Les Enfants terribles

Un Long métrage de Jean-Pierre Melville

Produit par Melville Productions

Sortie en France : 29/03/1950

    Synopsis

    Après la mort de leur mère, Élisabeth et Paul, frère et sœur orphelins livrés à eux-mêmes et liés par une affection exclusive, vivent ensemble dans leur grand appartement parisien. Ils se sont construits un univers chimérique régi par de sibyllins symboles. Leur chambre est un véritable sanctuaire où trône un « trésor » chargé d'une signification également connue d'eux seuls. Élisabeth rencontre Michaël et l'épouse, mais, le jour suivant, il meurt lors d'un accident sans que leur mariage ait été consommé. Elle hérite de la fortune de Michaël, dont un vaste hôtel particulier où Paul vient la rejoindre avec leur fameux trésor. Gérard, un camarade de Paul et son amie Agathe, qui ressemble étrangement à Dargelos (un collégien que Paul idolâtre), viennent bientôt habiter avec eux. Mais lorsqu'Élisabeth comprend que l'amour naît entre son frère et Agathe, telle une divinité grecque, une sorte de Parque, elle tisse une toile machiavélique afin que son frère ne puisse lui échapper.

    Acteurs (11)

    Production et distribution (3)

    Production Déléguée :

    Melville Productions

    Distribution France :

    Gaumont

    Exportation / Vente internationale :

    Cinexport

    Diffusions TV : Cumulé

    Diffusions TV : détail par pays

    Propos

    Point de vue

    Les amateurs du cinéma de Jean-Pierre Melville risquent fort d’être déstabilisés à la vision de ce film étrange qui doit autant, sinon plus, à Jean Cocteau qu’au réalisateur du Samouraï. Il serait donc judicieux de mettre un temps de côté les films policier de Melville, qui ont fait sa renommée, avant de se pencher sur ces Enfants terribles et de se livrer à des comparaisons farfelues. C’est Jean Cocteau, pris par la préparation de son Orphée et admiratif du Silence de la mer (1948), premier film du cinéaste, qui fit appel à ce dernier pour adapter à l’écran son propre roman paru en 1929. Cette collaboration ne se passa pas sans heurts, comme semble le démontrer le résultat mitigé de ce travail en commun. Cela dit, l’honnêteté m’enjoint à avouer d’entrée ma déception relative devant ce film, pourtant intéressant à plus d’un titre, d’autant plus que Jean-Pierre Melville reste l’un des mes cinéastes favoris (de même que l’œuvre de Cocteau est chère à mes yeux, notamment son chef-d’œuvre La Belle et la Bête).
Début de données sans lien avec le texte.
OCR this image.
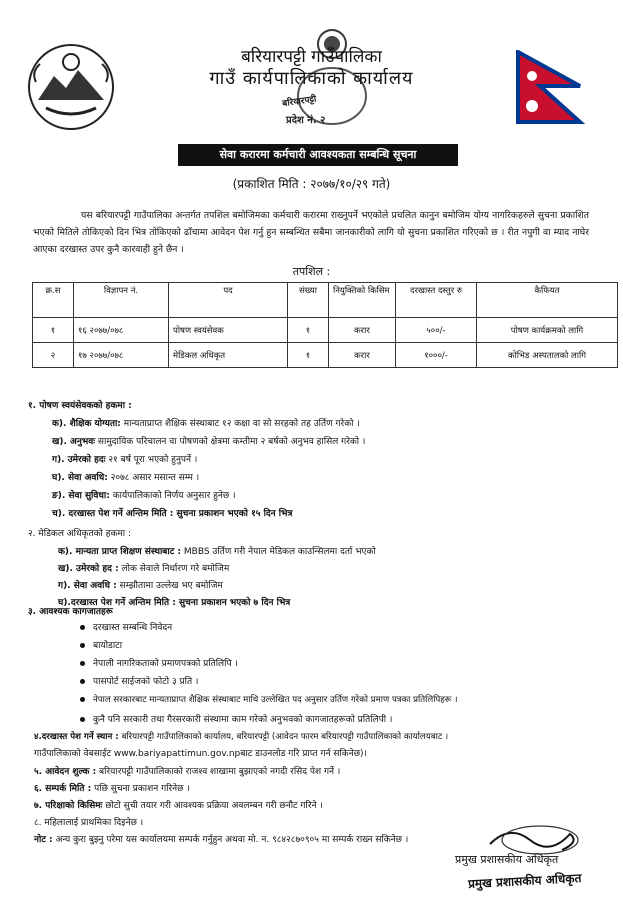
बरियारपट्टी गाउँपालिका
गाउँ कार्यपालिकाको कार्यालय
बरियारपट्टी
प्रदेश नं. २
सेवा करारमा कर्मचारी आवश्यकता सम्बन्धि सूचना
(प्रकाशित मिति : २०७७/१०/२९ गते)
यस बरियारपट्टी गाउँपालिका अन्तर्गत तपशिल बमोजिमका कर्मचारी करारमा राख्नुपर्ने भएकोले प्रचलित कानुन बमोजिम योग्य नागरिकहरुले सुचना प्रकाशित भएको मितिले तोकिएको दिन भित्र तोकिएको ढाँचामा आवेदन पेश गर्नु हुन सम्बन्धित सबैमा जानकारीको लागि यो सुचना प्रकाशित गरिएको छ । रीत नपुगी वा म्याद नाघेर आएका दरखास्त उपर कुनै कारवाही हुने छैन ।
तपशिल :
क्र.स	विज्ञापन नं.	पद	संख्या	नियुक्तिको किसिम	दरखास्त दस्तुर रु	कैफियत
१	१६ २०७७/०७८	पोषण स्वयंसेवक	१	करार	५००/-	पोषण कार्यक्रमको लागि
२	१७ २०७७/०७८	मेडिकल अधिकृत	१	करार	१०००/-	कोभिड अस्पतालको लागि
१. पोषण स्वयंसेवकको हकमा :
क). शैक्षिक योग्यता: मान्यताप्राप्त शैक्षिक संस्थाबाट १२ कक्षा वा सो सरहको तह उर्तिण गरेको ।
ख). अनुभवः सामुदायिक परिचालन वा पोषणको क्षेत्रमा कम्तीमा २ बर्षको अनुभव हासिल गरेको ।
ग). उमेरको हदः २१ बर्ष पूरा भएको हुनुपर्ने ।
घ). सेवा अवधि: २०७८ असार मसान्त सम्म ।
ङ). सेवा सुविधा: कार्यपालिकाको निर्णय अनुसार हुनेछ ।
च). दरखास्त पेश गर्ने अन्तिम मिति : सुचना प्रकाशन भएको १५ दिन भित्र
२. मेडिकल अधिकृतको हकमा :
क). मान्यता प्राप्त शिक्षण संस्थाबाट : MBBS उर्तिण गरी नेपाल मेडिकल काउन्सिलमा दर्ता भएको
ख). उमेरको हद : लोक सेवाले निर्धारण गरे बमोजिम
ग). सेवा अवधि : सम्झौतामा उल्लेख भए बमोजिम
घ).दरखास्त पेश गर्ने अन्तिम मिति : सुचना प्रकाशन भएको ७ दिन भित्र
३. आवश्यक कागजातहरू
दरखास्त सम्बन्धि निवेदन
बायोडाटा
नेपाली नागरिकताको प्रमाणपत्रको प्रतिलिपि ।
पासपोर्ट साईजको फोटो ३ प्रति ।
नेपाल सरकारबाट मान्यताप्राप्त शैक्षिक संस्थाबाट माथि उल्लेखित पद अनुसार उर्तिण गरेको प्रमाण पत्रका प्रतिलिपिहरू ।
कुनै पनि सरकारी तथा गैरसरकारी संस्थामा काम गरेको अनुभवको कागजातहरूको प्रतिलिपी ।
४.दरखास्त पेश गर्ने स्थान : बरियारपट्टी गाउँपालिकाको कार्यालय, बरियारपट्टी (आवेदन फारम बरियारपट्टी गाउँपालिकाको कार्यालयबाट ।
गाउँपालिकाको वेबसाईट www.bariyapattimun.gov.npबाट डाउनलोड गरि प्राप्त गर्न सकिनेछ)।
५. आवेदन शुल्क : बरियारपट्टी गाउँपालिकाको राजश्व शाखामा बुझाएको नगदी रसिद पेश गर्ने ।
६. सम्पर्क मिति : पछि सुचना प्रकाशन गरिनेछ ।
७. परिक्षाको किसिमः छोटो सुची तयार गरी आवश्यक प्रक्रिया अवलम्बन गरी छनौट गरिने ।
८. महिलालाई प्राथमिका दिइनेछ ।
नोट : अन्य कुरा बुझ्नु परेमा यस कार्यालयमा सम्पर्क गर्नुहुन अथवा मो. न. ९८४२८७०९०५ मा सम्पर्क राख्न सकिनेछ ।
प्रमुख प्रशासकीय अधिकृत
प्रमुख प्रशासकीय अधिकृत
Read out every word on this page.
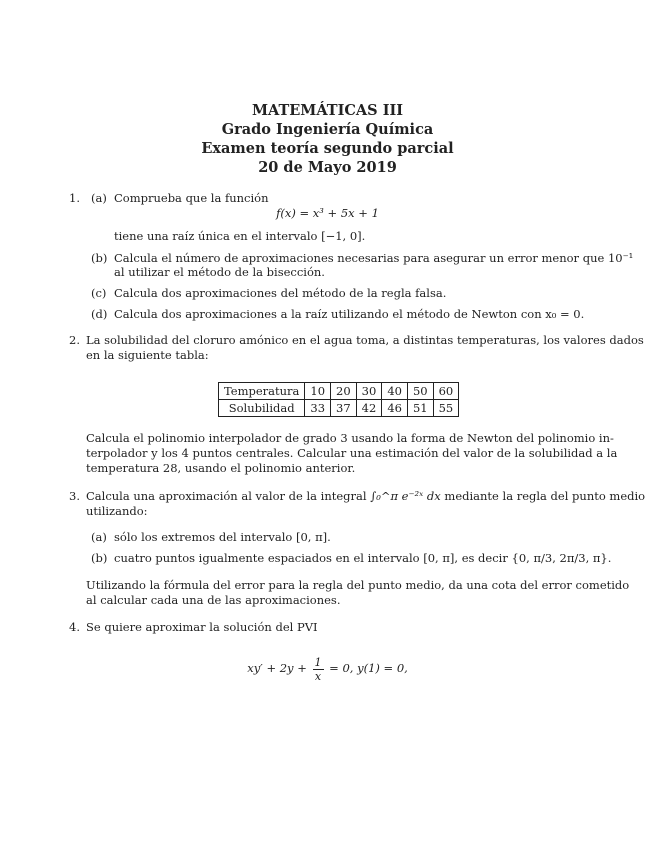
MATEMÁTICAS III
Grado Ingeniería Química
Examen teoría segundo parcial
20 de Mayo 2019
1. (a) Comprueba que la función
f(x) = x³ + 5x + 1
tiene una raíz única en el intervalo [−1, 0].
(b) Calcula el número de aproximaciones necesarias para asegurar un error menor que 10⁻¹
al utilizar el método de la bisección.
(c) Calcula dos aproximaciones del método de la regla falsa.
(d) Calcula dos aproximaciones a la raíz utilizando el método de Newton con x₀ = 0.
2. La solubilidad del cloruro amónico en el agua toma, a distintas temperaturas, los valores dados
en la siguiente tabla:
Temperatura	10	20	30	40	50	60
Solubilidad	33	37	42	46	51	55
Calcula el polinomio interpolador de grado 3 usando la forma de Newton del polinomio in-
terpolador y los 4 puntos centrales. Calcular una estimación del valor de la solubilidad a la
temperatura 28, usando el polinomio anterior.
3. Calcula una aproximación al valor de la integral ∫₀^π e⁻²ˣ dx mediante la regla del punto medio
utilizando:
(a) sólo los extremos del intervalo [0, π].
(b) cuatro puntos igualmente espaciados en el intervalo [0, π], es decir {0, π/3, 2π/3, π}.
Utilizando la fórmula del error para la regla del punto medio, da una cota del error cometido
al calcular cada una de las aproximaciones.
4. Se quiere aproximar la solución del PVI
$xy' + 2y + \frac{1}{x} = 0$, y(1) = 0,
    Les relations furent donc plutôt tendues entre Jean Cocteau et Jean-Pierre Melville. Par exemple, l’écrivain imposa l’acteur principal au réalisateur qui le trouvait trop âgé et physiquement inadapté pour le rôle de Paul. De même, Melville dut se battre contre l’avis de Cocteau pour confier le rôle de Elisabeth à Nicole Stéphane. La musique fut aussi un point d’achoppement, et Melville eut le dernier mot en optant pour deux compositions classiques (les concertos de Bach et Vivaldi), un choix qui se révéla d’abord fort judicieux pour souligner le caractère obsessionnel du récit, et surtout précurseur en la matière. Le tournage lui-même fut également mouvementé. Il est probable que l’une des conséquences malheureuses de ce conflit larvé soit le jeu passablement figé et légèrement caricatural des comédiens en général. Les dialogues très écrits et un rien sentencieux de Cocteau entrent également en ligne de compte et risquent aujourd’hui de faire sortir plus d’un spectateur du film. Car il faut aimer la voix et le phrasé de Cocteau (c’est bien lui qui interprète la voix off) et l’emphase qui la caractérise souvent pour goûter à la poésie de l’écrivain.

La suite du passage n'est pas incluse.